The cloud swooped in, clawing at faces and pecking at eyes. Many were hampered, but many more were not. Musket shots came raining in. A streltsi to Nikandr’s left went down. And two on his right. Those that still had loaded weapons returned fire. The rest pulled shashkas and prepared to engage.

But before they could close, the jackdaws scattered. They flew upward in one sweeping motion that reminded Nikandr more of a dancer swinging a veil than it did a flock of birds.

Then the ground tipped and Nikandr’s horse fell.

He was thrown wide as his horse struck the ground hard.

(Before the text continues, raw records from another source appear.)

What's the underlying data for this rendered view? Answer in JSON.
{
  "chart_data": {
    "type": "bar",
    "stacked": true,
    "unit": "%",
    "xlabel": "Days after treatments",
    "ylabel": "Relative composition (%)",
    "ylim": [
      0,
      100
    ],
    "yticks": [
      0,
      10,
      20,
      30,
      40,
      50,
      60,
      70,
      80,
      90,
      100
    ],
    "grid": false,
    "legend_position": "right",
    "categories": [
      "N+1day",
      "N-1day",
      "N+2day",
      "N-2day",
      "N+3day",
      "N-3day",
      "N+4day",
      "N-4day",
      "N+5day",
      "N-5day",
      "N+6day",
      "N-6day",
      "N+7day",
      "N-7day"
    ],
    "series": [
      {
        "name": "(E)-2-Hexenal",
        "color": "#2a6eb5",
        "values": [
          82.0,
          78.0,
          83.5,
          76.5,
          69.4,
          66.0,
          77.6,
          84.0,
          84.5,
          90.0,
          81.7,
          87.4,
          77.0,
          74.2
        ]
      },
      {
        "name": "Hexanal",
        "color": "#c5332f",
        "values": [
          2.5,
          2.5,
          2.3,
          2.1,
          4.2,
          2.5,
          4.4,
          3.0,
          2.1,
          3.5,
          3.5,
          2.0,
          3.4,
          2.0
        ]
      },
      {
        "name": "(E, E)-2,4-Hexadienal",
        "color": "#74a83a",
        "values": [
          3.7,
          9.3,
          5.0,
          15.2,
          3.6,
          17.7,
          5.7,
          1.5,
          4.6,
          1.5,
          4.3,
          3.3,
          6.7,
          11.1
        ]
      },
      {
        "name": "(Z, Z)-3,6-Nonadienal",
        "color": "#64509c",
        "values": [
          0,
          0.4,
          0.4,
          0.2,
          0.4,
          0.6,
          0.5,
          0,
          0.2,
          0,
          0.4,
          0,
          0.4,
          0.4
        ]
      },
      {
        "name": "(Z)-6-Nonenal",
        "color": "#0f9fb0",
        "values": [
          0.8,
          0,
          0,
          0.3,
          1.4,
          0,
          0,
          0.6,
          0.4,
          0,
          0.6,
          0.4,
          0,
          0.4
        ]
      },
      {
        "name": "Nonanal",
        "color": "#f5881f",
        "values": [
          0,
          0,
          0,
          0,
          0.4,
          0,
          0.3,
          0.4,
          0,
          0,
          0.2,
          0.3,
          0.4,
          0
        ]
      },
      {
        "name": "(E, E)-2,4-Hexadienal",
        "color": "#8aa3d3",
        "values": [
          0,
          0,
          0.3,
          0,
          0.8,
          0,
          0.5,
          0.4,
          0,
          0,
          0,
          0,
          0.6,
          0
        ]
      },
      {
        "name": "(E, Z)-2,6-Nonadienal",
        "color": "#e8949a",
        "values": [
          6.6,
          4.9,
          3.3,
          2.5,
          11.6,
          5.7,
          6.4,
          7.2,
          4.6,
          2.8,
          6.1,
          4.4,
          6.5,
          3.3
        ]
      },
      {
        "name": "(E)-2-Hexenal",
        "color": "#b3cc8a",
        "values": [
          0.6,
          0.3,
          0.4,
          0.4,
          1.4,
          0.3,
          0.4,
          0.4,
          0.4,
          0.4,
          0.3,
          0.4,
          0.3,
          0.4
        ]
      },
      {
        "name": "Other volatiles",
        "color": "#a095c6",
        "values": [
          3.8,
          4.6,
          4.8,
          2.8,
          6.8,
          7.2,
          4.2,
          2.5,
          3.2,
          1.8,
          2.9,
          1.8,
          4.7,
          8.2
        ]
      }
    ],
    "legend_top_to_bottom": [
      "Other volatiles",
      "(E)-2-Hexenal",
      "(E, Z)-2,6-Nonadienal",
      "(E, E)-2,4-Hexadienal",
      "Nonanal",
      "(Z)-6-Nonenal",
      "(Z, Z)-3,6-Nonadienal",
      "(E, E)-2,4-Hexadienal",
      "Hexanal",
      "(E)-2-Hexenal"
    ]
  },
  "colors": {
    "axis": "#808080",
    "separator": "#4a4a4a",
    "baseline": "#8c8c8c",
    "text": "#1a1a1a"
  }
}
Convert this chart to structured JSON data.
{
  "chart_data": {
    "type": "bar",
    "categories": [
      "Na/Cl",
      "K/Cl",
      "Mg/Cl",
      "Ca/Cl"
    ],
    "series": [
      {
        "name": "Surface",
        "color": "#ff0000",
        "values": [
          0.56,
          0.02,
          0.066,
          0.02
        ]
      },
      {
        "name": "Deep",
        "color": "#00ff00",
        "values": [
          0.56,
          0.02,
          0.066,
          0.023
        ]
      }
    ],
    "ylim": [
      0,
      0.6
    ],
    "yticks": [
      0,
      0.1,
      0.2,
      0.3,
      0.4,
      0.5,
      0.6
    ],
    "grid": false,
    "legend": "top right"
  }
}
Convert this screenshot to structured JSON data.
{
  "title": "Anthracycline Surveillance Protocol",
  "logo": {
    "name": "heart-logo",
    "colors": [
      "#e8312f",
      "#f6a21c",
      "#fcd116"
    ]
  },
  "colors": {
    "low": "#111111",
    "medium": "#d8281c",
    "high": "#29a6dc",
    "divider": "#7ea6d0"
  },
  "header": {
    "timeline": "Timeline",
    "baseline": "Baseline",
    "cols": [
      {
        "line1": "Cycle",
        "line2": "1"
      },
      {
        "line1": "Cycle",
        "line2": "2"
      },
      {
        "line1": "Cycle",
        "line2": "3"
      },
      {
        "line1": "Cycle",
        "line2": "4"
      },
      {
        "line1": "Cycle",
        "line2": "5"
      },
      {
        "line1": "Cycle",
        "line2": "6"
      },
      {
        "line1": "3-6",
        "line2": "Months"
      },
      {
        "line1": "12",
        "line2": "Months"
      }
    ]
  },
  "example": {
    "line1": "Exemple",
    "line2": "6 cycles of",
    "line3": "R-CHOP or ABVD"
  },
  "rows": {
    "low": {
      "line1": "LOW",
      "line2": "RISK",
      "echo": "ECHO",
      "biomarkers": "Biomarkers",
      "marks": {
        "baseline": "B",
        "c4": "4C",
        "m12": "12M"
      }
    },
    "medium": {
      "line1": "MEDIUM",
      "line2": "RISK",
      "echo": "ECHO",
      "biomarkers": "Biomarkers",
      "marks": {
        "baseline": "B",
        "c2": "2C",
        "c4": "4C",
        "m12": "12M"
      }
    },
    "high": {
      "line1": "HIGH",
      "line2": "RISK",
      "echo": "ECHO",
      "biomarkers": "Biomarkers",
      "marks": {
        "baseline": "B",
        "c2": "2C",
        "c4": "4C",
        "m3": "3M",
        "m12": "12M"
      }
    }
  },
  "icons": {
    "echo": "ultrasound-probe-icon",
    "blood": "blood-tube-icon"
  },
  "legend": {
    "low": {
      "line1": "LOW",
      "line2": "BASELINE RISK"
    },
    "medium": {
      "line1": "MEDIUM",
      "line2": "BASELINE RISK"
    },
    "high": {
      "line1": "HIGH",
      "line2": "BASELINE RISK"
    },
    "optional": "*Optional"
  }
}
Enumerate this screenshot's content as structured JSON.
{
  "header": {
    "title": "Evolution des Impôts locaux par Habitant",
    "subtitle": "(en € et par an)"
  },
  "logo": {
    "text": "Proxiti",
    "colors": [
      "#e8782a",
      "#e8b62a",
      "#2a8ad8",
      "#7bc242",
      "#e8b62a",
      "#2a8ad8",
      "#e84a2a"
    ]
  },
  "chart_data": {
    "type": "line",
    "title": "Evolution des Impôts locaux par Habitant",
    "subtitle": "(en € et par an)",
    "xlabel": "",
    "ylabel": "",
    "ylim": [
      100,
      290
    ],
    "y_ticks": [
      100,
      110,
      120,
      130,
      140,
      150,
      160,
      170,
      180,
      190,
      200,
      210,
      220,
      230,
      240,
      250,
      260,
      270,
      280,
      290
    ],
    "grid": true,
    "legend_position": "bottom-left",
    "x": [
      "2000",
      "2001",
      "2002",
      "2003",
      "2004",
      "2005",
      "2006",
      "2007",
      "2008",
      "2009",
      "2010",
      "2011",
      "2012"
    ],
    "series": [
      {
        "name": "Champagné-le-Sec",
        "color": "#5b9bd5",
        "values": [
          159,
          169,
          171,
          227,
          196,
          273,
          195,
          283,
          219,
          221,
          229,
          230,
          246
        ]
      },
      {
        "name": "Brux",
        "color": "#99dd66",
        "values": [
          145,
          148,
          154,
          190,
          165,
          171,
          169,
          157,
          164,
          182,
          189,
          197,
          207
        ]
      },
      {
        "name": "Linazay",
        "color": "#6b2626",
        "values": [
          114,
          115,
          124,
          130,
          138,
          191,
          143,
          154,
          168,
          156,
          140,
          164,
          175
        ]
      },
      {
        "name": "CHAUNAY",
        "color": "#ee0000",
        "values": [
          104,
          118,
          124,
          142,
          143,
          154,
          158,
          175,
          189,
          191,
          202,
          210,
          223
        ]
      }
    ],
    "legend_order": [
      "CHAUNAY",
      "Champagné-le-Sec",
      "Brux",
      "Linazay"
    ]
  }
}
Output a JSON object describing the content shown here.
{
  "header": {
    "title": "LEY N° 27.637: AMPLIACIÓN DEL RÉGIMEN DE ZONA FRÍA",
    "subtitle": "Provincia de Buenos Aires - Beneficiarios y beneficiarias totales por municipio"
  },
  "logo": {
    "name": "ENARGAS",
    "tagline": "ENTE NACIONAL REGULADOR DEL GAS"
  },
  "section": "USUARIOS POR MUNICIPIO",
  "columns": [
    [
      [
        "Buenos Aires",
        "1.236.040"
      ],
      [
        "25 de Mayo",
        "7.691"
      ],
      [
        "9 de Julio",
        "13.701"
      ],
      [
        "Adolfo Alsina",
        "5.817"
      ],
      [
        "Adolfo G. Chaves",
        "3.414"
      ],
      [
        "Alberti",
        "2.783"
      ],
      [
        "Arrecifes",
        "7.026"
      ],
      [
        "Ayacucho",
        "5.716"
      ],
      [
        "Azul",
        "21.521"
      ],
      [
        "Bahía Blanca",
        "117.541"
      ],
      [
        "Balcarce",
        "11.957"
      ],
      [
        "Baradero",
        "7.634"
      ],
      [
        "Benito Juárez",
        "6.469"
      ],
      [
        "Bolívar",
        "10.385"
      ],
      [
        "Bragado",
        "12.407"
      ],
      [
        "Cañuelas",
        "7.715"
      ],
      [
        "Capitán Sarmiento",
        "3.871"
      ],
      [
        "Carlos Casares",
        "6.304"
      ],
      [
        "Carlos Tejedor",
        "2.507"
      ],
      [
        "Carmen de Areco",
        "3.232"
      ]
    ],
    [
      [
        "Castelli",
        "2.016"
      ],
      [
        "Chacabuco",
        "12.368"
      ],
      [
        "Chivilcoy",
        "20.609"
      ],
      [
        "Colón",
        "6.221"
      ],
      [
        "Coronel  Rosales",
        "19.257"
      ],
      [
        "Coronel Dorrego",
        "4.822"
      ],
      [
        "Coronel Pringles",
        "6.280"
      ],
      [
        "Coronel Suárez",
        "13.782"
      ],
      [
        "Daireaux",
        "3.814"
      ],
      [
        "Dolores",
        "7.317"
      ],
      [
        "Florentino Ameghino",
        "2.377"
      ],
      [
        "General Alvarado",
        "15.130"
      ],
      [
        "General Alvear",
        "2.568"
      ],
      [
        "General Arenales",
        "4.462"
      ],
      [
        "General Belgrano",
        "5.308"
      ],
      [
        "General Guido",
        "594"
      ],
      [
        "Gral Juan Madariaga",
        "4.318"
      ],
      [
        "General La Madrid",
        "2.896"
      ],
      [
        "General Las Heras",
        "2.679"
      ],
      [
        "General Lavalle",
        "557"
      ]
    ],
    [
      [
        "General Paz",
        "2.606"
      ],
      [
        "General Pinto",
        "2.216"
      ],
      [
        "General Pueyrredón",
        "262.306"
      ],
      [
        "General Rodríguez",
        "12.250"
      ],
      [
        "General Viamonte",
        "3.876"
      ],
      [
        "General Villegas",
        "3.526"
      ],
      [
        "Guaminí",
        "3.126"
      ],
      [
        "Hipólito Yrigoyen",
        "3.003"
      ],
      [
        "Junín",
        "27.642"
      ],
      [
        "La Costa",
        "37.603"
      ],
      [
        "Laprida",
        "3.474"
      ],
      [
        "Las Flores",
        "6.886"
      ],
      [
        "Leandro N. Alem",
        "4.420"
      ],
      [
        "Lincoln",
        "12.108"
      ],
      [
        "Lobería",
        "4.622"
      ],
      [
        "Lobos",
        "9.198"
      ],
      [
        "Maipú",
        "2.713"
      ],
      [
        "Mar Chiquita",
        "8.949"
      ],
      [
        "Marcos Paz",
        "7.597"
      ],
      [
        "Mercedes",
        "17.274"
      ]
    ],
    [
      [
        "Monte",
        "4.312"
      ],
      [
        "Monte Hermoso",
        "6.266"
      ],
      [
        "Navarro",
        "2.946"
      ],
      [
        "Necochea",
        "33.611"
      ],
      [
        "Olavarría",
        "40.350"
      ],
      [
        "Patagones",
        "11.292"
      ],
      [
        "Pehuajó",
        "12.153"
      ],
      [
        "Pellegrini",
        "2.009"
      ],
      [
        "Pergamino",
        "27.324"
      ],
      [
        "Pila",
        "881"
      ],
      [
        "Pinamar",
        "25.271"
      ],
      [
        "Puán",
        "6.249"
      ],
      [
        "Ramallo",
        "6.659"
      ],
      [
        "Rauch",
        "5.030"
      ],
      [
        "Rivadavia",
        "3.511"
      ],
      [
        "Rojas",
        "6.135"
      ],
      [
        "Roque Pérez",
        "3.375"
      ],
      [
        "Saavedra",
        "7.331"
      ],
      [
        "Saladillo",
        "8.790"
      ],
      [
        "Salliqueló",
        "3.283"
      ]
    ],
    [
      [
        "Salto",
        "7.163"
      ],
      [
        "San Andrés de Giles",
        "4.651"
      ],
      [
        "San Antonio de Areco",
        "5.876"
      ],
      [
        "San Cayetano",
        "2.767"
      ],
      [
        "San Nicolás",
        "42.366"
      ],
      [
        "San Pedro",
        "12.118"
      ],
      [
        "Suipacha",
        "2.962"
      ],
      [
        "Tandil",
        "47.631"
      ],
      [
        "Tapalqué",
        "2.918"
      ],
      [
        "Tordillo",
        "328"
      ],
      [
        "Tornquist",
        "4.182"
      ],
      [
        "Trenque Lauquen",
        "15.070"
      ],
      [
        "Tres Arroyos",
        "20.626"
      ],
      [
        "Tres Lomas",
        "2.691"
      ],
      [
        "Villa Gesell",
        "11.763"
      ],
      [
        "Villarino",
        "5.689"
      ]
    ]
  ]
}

It was then that he felt it. The world around him rumbling. The ground itself moving, shifting, bucking as if it were little more than the skin of some titanic creature long since forgotten by the minds and hearts of men.

The sound of crumbling stone rent the air. One of the nearby buildings shuddered and then collapsed to the street, the stone blocks crashing into a spray that caught the janissaries. Another building fell behind Nikandr, taking many of his men with it. Just how many Nikandr wasn’t sure, for the dust that billowed up was impossible to see through.